Depois de semanas de ondas de críticas sobre a gestão de Donald Trump – mesmo entre os governadores estaduais republicanos dos Estados Unidos – ao combate ao coronavírus, o Presidente dos EUA vira as atenções ao apontar o dedo à Organização Mundial de Saúde (OMS).
Esta quarta-feira, Trump anunciou que vai ordenar a suspensão temporária dos fundos – de teor voluntário – que os Estados Unidos entregam àquela organização das Nações Unidas, em plena crise pandémica que já matou milhares em todo o mundo e praticamente pôs a economia de volta à estaca zero. A importância ou gravidade da medida anunciada tem amplo significado, dado que os EUA são o maior doador da OMS.
Afirmando que a OMS realizou muitos erros importantes e devastadores no combate ao novo coronavírus, Trump disse que, durante os 60 a 90 dias de suspensão dos pagamentos, a sua Administração vai proceder a uma avaliação para apurar se a OMS foi “severamente responsável pela má administração e por encobrir” a propagação do vírus. “Muita morte foi causada pelos erros deles”, disse Trump no briefing da Casa Branca. No entanto, não ficou claro como serão cortados esses fundos à organização internacional, ou se Trump está apenas a estabelecer condições para retomar os pagamentos.
Com efeito, segundo o New York Times, o ocupante da Casa Branca acusou a instituição responsável pela saúde mundial (e pela resposta à pandemia a nível global) de fazer todos os erros que o próprio fez quando o vírus surgiu na China e que depois se alastrou à velocidade da luz para o resto do mundo.
Até esta quarta-feira, praticamente 2 milhões de pessoas foram infetadas em todo o globo e há quase 130 mil vítimas mortais da covid-19, segundo a Universidade John Hopkins. Os EUA têm 610 mil casos confirmados e 26 mil mortes, estando no topo de ambos os rankings, diz a mesma instituição.

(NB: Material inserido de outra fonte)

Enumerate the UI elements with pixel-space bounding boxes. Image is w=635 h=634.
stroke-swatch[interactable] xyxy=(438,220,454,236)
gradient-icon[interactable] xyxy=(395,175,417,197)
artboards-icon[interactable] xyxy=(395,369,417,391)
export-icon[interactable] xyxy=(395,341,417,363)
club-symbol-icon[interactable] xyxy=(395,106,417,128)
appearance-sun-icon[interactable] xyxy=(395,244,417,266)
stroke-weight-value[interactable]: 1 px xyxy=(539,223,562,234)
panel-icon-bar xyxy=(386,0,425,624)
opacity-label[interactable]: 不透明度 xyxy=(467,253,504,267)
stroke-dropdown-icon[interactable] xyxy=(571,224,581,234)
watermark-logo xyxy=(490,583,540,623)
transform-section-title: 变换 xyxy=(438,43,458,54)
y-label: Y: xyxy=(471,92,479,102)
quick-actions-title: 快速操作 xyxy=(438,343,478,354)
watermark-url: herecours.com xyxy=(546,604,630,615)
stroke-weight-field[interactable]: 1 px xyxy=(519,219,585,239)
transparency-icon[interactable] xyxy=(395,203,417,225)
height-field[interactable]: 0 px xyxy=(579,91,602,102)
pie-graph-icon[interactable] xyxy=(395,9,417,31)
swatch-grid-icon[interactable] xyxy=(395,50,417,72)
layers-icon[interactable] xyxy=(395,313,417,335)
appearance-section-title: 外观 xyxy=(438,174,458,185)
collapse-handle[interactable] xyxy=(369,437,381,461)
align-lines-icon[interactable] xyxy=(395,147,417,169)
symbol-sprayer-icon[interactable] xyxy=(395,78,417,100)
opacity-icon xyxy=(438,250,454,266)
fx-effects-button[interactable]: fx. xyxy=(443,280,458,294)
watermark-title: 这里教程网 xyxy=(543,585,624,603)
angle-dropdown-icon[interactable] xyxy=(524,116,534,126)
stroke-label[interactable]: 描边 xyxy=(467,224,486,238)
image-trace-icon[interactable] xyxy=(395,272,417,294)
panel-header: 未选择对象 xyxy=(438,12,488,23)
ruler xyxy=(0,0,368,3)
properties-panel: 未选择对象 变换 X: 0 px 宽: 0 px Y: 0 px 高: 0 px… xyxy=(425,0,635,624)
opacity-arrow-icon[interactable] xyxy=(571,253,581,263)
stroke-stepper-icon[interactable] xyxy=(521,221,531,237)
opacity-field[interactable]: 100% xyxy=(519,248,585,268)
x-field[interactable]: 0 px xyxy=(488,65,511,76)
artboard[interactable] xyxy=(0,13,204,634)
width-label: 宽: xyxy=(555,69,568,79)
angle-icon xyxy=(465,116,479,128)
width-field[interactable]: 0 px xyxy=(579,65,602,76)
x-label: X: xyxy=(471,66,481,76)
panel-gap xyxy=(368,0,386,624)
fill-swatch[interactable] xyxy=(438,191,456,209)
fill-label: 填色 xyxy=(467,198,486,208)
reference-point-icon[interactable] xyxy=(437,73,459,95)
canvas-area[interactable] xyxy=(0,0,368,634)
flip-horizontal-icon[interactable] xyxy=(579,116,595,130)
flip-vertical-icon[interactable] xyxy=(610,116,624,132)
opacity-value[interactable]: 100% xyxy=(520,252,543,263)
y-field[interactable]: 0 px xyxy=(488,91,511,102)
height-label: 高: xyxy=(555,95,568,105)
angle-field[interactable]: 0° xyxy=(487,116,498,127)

Este ‘atirar de culpas’ era expectável (nos últimos dias tinha gradualmente apontado o dedo à OMS), depois de Trump ter constantemente desvalorizado o coronavírus como um perigo para a saúde pública, qualificando-a como uma mera gripe e abstendo-se de impor as medidas de saúde pública necessárias que podiam ter travado o contágio — a OMS declarou o coronavírus como uma emergência de saúde pública no dia 30 de janeiro, mas Trump continuou a realizar comícios e a jogar golfe.
Outro foco de acusação da Administração Trump tem sido a forma como a OMS tem lidado com a China. Ou seja, para os EUA, a OMS tomou muito rapidamente as informações do Governo chinês como válidas, numa altura em que devia ter sido mais crítica.”A [OMS] recebeu” de bom grado “as garantias da China” sem as monitorizar, culpou. Outra base de ressentimento do chefe da Casa Branca tem que ver com a oposição da OMS à limitação de viagens entre os EUA e a China, na altura em que foi imposta.
Não tendo confiança nas informações da OMS, Trump disse que ia tentar trabalhar em conjunto com outros países.
Segundo o Washington Post, Trump está a tentar montar um caso, pondo o ónus da responsabilidade na OMS. Caso tenha sido efetuada uma avaliação precisa do risco que o coronavírus representava e o tamanho do seu alastramento, tinha havido tempo para o Governo norte-americano impor as medidas de distanciamento social necessárias e outras medidas de prevenção – além de ter tido o espaço necessário para procurar o número de teste necessários, máscaras, respiradores e outro equipamento que agora escasseia.
“O surto poderia ter sido contido na sua origem com muitas poucas mortes, muitas poucas mortes, e certamente muito menos mortes em comparação. Isto teria salvado milhares de vida e evitar os danos à economia mundial”, argumentou Trump na terça-feira. Embora Trump, antes da pandemia se ter deslocado em força para os EUA, tenha repetido elogios à forma como a China estava a gerir a pandemia.
E quando, em meados de março, foi questionado por jornalistas se ele era responsável pela falta de capacidade de testagem no país, o ocupante da Casa Branca respondeu: “Não tomo qualquer responsabilidade”.
Depois de Trump ter falado, António Guterres, secretário-Geral das Nações Unidas, em comunicado, defendeu a OMS mas sem criticar diretamente o seu maior doador. “Não é o tempo para reduzir os recursos para as operações da OMS ou de qualquer outra organização humanitária na luta contra o vírus”, defendeu.
E sugeriu que parte das dificuldades em criar uma resposta comum ao coronavírus pode ter tido a ver com a possibilidade de que “os mesmo fatos possam ter tido leituras diferentes pelas diferentes entidades”.
O secretário.geral da ONU continuou a insistir que, no meio de uma pandemia, não é o tempo para resolver outras querelas ou diferendos.